Mandela did not name the United States and Britain but joked that he was sure that everyone in the audience knew the two countries he had in mind.
Mandela said on Wednesday that military actions in Iraq and Kosovo undermined the role of the United Nations as a forum for the peaceful resolution of conflict around the globe.
"They send a message that the powerful will police the world," Mandela said as he delivered the Irish Independent newspaper annual lecture at Dublin's Trinity College.
"From there it is only a step to chaos in world affairs, as power is substituted for the security of collective and democratic decision," added Mandela, winner of the Nobel Peace Prize for the part he played in South Africa's transformation into a multiracial democracy after centuries of white rule.
U.S. and British planes patrol no-fly zones over Iraq and frequently clash with air defences.

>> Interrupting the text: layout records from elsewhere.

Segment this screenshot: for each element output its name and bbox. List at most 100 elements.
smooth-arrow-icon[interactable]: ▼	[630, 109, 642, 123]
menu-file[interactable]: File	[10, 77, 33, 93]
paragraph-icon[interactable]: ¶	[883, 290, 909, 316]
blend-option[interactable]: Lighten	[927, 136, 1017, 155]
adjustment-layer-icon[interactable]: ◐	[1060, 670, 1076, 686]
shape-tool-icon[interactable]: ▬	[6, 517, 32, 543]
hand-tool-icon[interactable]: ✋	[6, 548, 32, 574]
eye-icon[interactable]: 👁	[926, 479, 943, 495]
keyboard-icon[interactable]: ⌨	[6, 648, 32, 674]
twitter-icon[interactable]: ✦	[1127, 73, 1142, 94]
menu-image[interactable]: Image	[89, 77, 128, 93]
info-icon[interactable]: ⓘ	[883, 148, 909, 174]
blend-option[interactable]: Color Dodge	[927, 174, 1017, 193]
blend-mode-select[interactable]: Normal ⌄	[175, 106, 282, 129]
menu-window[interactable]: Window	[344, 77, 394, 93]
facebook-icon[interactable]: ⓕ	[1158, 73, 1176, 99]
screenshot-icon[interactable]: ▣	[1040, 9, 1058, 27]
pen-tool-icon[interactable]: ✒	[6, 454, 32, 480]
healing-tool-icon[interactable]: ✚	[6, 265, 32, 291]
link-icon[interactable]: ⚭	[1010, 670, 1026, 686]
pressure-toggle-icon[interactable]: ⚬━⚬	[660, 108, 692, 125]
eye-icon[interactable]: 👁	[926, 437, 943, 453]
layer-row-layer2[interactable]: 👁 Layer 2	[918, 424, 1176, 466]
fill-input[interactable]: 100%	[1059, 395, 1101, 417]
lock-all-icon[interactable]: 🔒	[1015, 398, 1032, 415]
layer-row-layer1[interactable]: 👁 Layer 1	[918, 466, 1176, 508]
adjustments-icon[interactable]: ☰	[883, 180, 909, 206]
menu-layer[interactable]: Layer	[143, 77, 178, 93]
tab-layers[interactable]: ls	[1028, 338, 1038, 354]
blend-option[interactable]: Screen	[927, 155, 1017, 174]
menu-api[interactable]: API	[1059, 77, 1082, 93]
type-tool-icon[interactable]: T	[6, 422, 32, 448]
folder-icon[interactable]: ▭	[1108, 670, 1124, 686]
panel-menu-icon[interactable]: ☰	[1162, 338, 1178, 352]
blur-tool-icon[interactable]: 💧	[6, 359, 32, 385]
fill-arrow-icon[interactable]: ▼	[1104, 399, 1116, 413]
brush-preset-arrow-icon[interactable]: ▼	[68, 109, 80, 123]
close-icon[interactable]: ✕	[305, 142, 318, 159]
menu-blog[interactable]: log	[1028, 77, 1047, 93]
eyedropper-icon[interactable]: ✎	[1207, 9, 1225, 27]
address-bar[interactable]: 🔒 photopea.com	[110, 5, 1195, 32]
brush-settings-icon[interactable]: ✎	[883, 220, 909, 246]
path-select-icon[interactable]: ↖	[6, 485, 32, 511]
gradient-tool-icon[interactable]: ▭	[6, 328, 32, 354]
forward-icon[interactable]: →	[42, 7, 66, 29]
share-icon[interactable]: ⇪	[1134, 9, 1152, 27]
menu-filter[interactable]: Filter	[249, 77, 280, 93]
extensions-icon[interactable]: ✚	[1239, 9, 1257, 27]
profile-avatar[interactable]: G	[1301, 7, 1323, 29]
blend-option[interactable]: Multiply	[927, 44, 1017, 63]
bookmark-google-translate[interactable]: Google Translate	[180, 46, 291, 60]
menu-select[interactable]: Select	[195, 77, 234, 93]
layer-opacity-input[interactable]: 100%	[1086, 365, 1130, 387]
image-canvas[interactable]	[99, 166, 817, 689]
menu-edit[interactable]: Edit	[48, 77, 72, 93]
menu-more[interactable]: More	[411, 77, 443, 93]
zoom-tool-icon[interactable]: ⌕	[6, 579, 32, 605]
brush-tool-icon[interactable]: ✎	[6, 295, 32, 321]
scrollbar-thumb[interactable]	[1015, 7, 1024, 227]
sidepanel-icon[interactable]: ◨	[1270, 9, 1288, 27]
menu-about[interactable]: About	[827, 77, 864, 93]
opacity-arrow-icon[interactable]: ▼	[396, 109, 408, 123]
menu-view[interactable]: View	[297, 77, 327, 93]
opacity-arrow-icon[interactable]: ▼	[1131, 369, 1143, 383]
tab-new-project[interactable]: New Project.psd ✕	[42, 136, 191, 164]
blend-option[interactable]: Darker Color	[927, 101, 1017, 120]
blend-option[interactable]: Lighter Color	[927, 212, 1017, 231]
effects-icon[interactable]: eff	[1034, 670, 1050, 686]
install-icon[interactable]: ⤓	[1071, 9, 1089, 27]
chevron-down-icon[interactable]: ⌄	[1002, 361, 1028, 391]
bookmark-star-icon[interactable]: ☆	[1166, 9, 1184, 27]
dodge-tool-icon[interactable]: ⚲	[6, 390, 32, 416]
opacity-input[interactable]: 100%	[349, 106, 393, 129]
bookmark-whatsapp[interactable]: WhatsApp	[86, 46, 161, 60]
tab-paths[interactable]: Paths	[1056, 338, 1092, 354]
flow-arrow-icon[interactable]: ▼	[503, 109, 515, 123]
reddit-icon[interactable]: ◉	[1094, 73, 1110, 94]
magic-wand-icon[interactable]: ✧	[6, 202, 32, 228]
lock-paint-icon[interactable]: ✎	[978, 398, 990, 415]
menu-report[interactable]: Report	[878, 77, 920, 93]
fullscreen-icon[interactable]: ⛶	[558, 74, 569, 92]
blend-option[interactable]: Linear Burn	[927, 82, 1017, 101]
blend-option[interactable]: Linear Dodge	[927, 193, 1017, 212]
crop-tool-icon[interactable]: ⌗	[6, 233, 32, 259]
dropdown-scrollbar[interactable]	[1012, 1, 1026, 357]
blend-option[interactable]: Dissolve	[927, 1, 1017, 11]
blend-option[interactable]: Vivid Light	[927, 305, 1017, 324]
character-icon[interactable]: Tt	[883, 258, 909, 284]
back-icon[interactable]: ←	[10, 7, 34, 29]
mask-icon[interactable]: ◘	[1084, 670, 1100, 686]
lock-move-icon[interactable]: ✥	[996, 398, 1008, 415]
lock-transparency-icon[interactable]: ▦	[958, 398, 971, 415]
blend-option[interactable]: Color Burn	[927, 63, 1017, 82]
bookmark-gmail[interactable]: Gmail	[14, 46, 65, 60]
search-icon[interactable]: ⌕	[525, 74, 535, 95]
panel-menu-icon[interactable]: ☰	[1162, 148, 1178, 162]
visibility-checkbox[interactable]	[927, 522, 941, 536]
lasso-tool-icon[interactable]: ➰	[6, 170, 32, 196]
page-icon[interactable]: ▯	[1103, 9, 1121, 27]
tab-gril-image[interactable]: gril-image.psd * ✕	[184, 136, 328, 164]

The zones were declared by the West after the 1991 Gulf War and are designed to protect groups opposed to Iraqi President Saddam Hussein.
NATO conducted a 78-day bombing campaign against Serbia last year to protect ethnic Albanians in the province of Kosovo.
Mandela said powerful nations should not bully other members of the United Nations into following their line.
"The principle that all differences can be resolved through talk and negotiation applies also within organisations like the Security Council of the United Nations and there can be no justification for unilateral action that imposes one view over others in that body," he added.
Mandela said the example of South Africa showed that even the bitterest conflicts could be resolved through negotiation.
"On the brink of a bloody war that would have scorched the earth of our common land, South Africans recognised they were one nation with one destiny."